Poor man’s Thread Profiler

There’s an interesting observation in Eric Steven Raymond’s essay - ‘The Cathedral and the Bazaar’ (I’ve heard about it thanks to the reference in ‘Dreaming in Code’). Eric notices: “Every good work of software starts by scratching a developer’s personal itch’. It seems to me like my problem is I’ve too many itches. When I was a young bedroom coder I’ve been basically scratching constantly. Every time I’ve learned about some new technique, I couldn’t resist and just had to try it in my code. Sometimes, this would mean starting the whole thing almost from scratch, so I had crazy problems with actually finishing stuff. It’s better now, because I learned to control it to a certain degree. Old habits die hard, though, and I noticed it when experimenting with occlusion culling (recent note). For some reason, the first version of my multithreaded triangle rasterizer would run slower than the singlethreaded one. Intel’s Thread Profiler evaluation period finished long time ago, so this seemed like a perfect excuse to waste some time coding a simple analyzer myself.

Basic idea is trivial. I’ve wrappers over all low-level thread operations, so in every critical function I can signalize it has been called. Then, when program finishes, all this information is saved to file and can be analyzed with external application. In order to minimize overhead and make things easier, events are stored in TLS, so that we don’t need to bother with locks. Only when they’re gathered together, more precautions are taken. I use QueryPerformanceCounter for timing. It has bigger overhead than RDTSC, but is (supposedly) more reliable. There’s a possibility to switch to RDTSC if needed.

Analysis is done in simple C# application. Let’s see the results of my first test:

rdetp0

Blue lines mark frame starts, green lines mark semaphore wait starts. Top bar is drawing thread, bottom - main thread. As you can hopefully see (click the picture for bigger view) as soon as the application starts working for real, it’s just a big green blob, meaning lots of semaphore operations. Let’s zoom in a little bit.

rdetpzoom

OK, now it’s a little clearer. For every frame we seem to have a certain number of semaphore waits, while I expected 1 per thread (drawing thread waiting for work, main thread waiting for drawing thread to finish). As it quickly turned out after looking in the code, I perform drawing on per-mesh basis, instead of gathering all the triangles for the whole scene and rasterize them together. Let’s fix it and see the results.

rdetp

Ah, now we’re talking. One semaphore wait for drawing thread, one for main thread.

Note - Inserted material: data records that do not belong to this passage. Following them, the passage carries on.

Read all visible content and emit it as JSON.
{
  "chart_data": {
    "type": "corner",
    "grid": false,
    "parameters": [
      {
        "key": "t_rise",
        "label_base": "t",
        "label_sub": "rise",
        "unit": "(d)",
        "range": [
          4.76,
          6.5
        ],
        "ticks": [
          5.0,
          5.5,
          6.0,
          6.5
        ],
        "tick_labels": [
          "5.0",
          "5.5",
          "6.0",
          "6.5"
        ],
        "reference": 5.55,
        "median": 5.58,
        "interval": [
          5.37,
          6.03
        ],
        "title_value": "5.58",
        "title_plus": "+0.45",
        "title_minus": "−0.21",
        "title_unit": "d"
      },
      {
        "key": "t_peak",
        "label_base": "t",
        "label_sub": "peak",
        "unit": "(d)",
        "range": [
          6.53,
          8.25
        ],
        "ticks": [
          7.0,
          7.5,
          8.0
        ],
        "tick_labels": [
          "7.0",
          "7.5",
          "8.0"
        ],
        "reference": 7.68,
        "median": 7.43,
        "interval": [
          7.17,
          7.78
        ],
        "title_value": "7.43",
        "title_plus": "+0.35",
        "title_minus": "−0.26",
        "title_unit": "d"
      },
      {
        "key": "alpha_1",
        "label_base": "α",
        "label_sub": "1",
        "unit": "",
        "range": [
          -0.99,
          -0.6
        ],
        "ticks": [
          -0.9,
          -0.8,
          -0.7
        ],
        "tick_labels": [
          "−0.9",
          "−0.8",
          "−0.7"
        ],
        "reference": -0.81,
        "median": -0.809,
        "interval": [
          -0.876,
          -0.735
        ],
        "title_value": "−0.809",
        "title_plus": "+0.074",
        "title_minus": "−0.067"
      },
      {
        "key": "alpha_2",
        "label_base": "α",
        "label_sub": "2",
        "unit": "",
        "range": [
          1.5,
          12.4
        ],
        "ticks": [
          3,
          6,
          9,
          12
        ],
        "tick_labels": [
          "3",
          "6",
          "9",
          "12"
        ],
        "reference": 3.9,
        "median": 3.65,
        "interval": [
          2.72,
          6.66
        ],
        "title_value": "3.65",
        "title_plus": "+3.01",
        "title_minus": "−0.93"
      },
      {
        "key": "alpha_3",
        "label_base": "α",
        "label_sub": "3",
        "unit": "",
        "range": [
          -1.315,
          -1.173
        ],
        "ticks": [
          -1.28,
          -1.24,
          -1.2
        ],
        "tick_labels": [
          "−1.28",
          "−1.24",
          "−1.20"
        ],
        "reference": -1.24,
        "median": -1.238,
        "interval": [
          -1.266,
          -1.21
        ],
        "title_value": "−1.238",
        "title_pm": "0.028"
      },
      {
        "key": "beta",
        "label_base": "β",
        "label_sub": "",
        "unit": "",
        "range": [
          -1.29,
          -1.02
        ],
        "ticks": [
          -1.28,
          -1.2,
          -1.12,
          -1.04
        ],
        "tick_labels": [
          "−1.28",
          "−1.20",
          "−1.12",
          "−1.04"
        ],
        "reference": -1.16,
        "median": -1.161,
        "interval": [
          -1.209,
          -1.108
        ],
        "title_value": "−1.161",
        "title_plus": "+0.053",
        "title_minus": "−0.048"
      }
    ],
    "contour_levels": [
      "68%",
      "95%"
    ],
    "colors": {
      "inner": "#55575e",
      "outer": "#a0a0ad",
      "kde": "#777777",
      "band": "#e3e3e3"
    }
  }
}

Diagonal line marks the duration of wait for semaphore selected with the cursor. As you can see, it’s roughly one frame for drawing thread. Let’s see what semaphore it is - double-click it:

semaphore

After consulting the code, we can confirm it’s - as expected - semaphore on which drawing thread waits for more work. Waiting time seems reasonable in such case (we draw what we have to draw, then wait for the next frame).

There are some other features, like listing all threading primitives (with creation call-stacks), global statistics (running time, frames, threading operation per frame) etc. However, in this case, the analyzer itself is less interesting, it’s the raw data that’s important. After that it’s only a matter of interpreting/presenting it. I intend to extend it’s functionality in the future, but all the data is already there.

Of course, this solution has several shortcomings (timing problems mainly) and it should be used for any kind of really detailed analysis, go with ITP here. However, if you just want to see if your application behaves in a way you expect it to, or if there are no obvious mistakes - it sounds viable.

C++ part of the experiment can be downloaded here: ThreadProfiler.h + ThreadProfiler.cpp. It won’t compile as is, because it requires my wrappers, but it should be easy enough to adapt’ And I can return to what I was originally planning to do, before it started to itch.

Old comments

Uzair 2009-02-26 17:48:59

Hi Maciej,
What’s the right way to populate the ModuleDesc struct? Never had good experiences with DbgHelp stuff!
Cheers :)

admin 2009-02-27 21:07:01

Simplest way is to use combination of EnumerateLoadedModules64, SymLoadModule64 and SymGetModuleInfo64 (inside enumeration callback, see MSDN for details).